Lead prosecutor Sharon Fairley conceded the judge faced a dilemma: Sending Unbehaun to prison could be seen as more reward than punishment to him, but setting him free would risk him committing another serious crime.
Unbehaun’s unusual case also raised broader societal questions, she said in one filing.
“Did the system fail Mr. Unbehaun? Or was his inability to stay out of jail the result of his own free will?” she asked. “We may never know. But what we do know, clearly, is Mr. Unbehaun lacks the desire to lead a law-abiding life outside of prison walls.”
The Chicago-born Unbehaun first went to prison at 23 for transporting a stolen car. His record includes more than half a dozen convictions, including — ironically — escaping from prison.
Media accounts from 1970 describe how he kidnapped a 19-year-old girl and left her bound to an Ohio motel bed as fled in her car. For that, he was sentenced to 25 years. His most recent decade-long prison term, for bank robbery, ended in 2011.
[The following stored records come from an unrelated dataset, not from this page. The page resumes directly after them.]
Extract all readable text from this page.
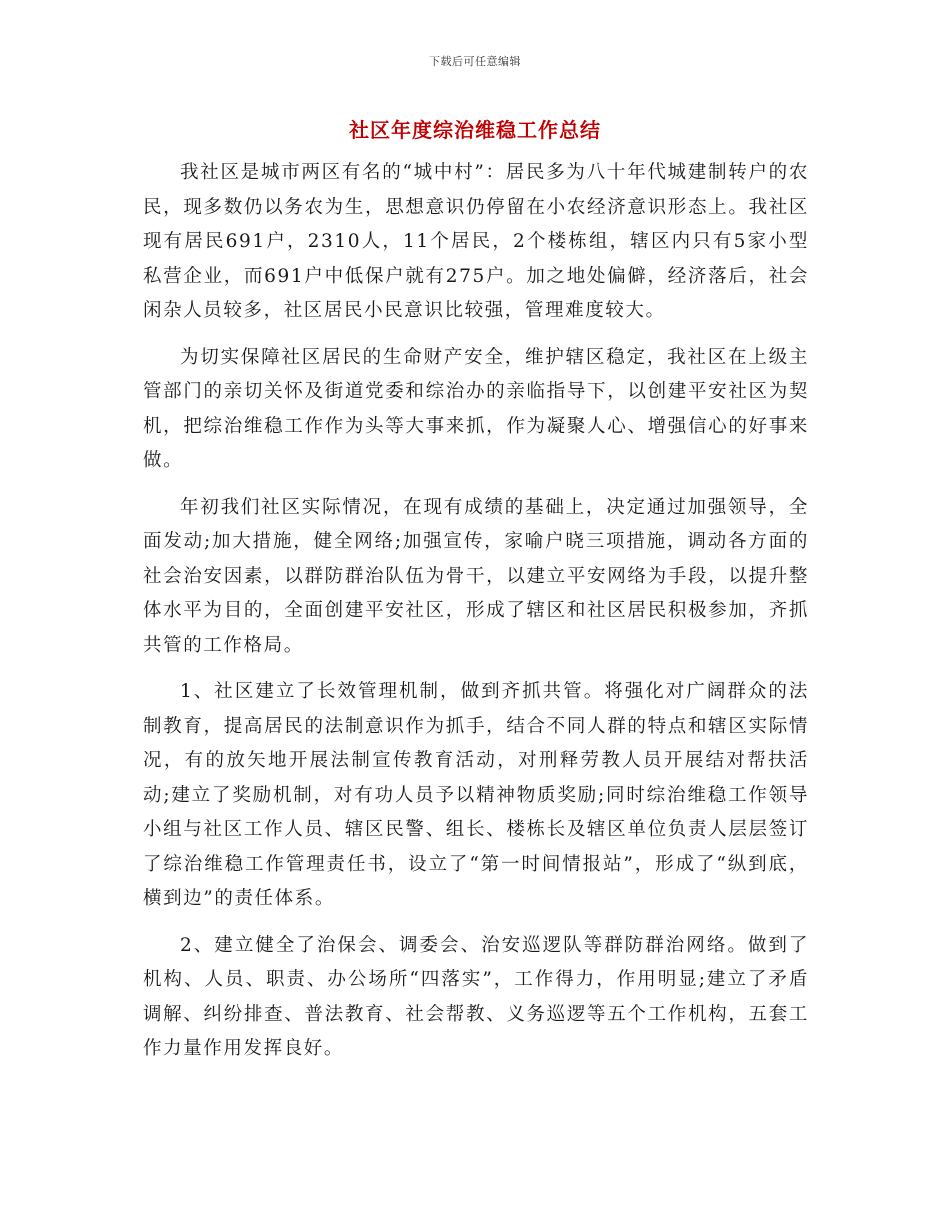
下载后可任意编辑
社区年度综治维稳工作总结

我社区是城市两区有名的“城中村”：居民多为八十年代城建制转户的农民，现多数仍以务农为生，思想意识仍停留在小农经济意识形态上。我社区现有居民691户，2310人，11个居民，2个楼栋组，辖区内只有5家小型私营企业，而691户中低保户就有275户。加之地处偏僻，经济落后，社会闲杂人员较多，社区居民小民意识比较强，管理难度较大。

为切实保障社区居民的生命财产安全，维护辖区稳定，我社区在上级主管部门的亲切关怀及街道党委和综治办的亲临指导下，以创建平安社区为契机，把综治维稳工作作为头等大事来抓，作为凝聚人心、增强信心的好事来做。

年初我们社区实际情况，在现有成绩的基础上，决定通过加强领导，全面发动;加大措施，健全网络;加强宣传，家喻户晓三项措施，调动各方面的社会治安因素，以群防群治队伍为骨干，以建立平安网络为手段，以提升整体水平为目的，全面创建平安社区，形成了辖区和社区居民积极参加，齐抓共管的工作格局。

1、社区建立了长效管理机制，做到齐抓共管。将强化对广阔群众的法制教育，提高居民的法制意识作为抓手，结合不同人群的特点和辖区实际情况，有的放矢地开展法制宣传教育活动，对刑释劳教人员开展结对帮扶活动;建立了奖励机制，对有功人员予以精神物质奖励;同时综治维稳工作领导小组与社区工作人员、辖区民警、组长、楼栋长及辖区单位负责人层层签订了综治维稳工作管理责任书，设立了“第一时间情报站”，形成了“纵到底，横到边”的责任体系。

2、建立健全了治保会、调委会、治安巡逻队等群防群治网络。做到了机构、人员、职责、办公场所“四落实”，工作得力，作用明显;建立了矛盾调解、纠纷排查、普法教育、社会帮教、义务巡逻等五个工作机构，五套工作力量作用发挥良好。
Unbehaun pleaded guilty in September to the 2013 bank robbery in the Chicago suburb of Niles. Prosecutors had asked for a sentence of about seven years; the defense asked for three.
Unbehaun’s third wife died while he was behind bars. Following his 2011 release, his sister and her husband bought Unbehaun, a childless widower, a trailer home in rural Rock Hill, S.C., the couple said Wednesday. Bored and alone, Unbehaun spent his days watching television or drawing and painting.
“He was living like a hermit,” McLeese said. “The analogy he drew was that it was like living in solitary confinement.”
McLeese told the court Thursday the onset of mild dementia may have contributed to his client’s decision to rob his way back into prison. And he said the last judge who sentenced him had failed to ensure he had adequate mental health treatment.
Coleman said Unbehaun would also serve three years of closely monitored probation and that mental health services should be readily available to him.
As the hearing ended, Unbehaun requested he been sent to FCI Greenville prison in southern Illinois, walking her through the various benefits of the facility, including good work programs.
Coleman agreed to recommend that prison. She then shook her head.
“It’s sad,” she said, “to have a defendant who knows the facilities and knows which ones to go to.”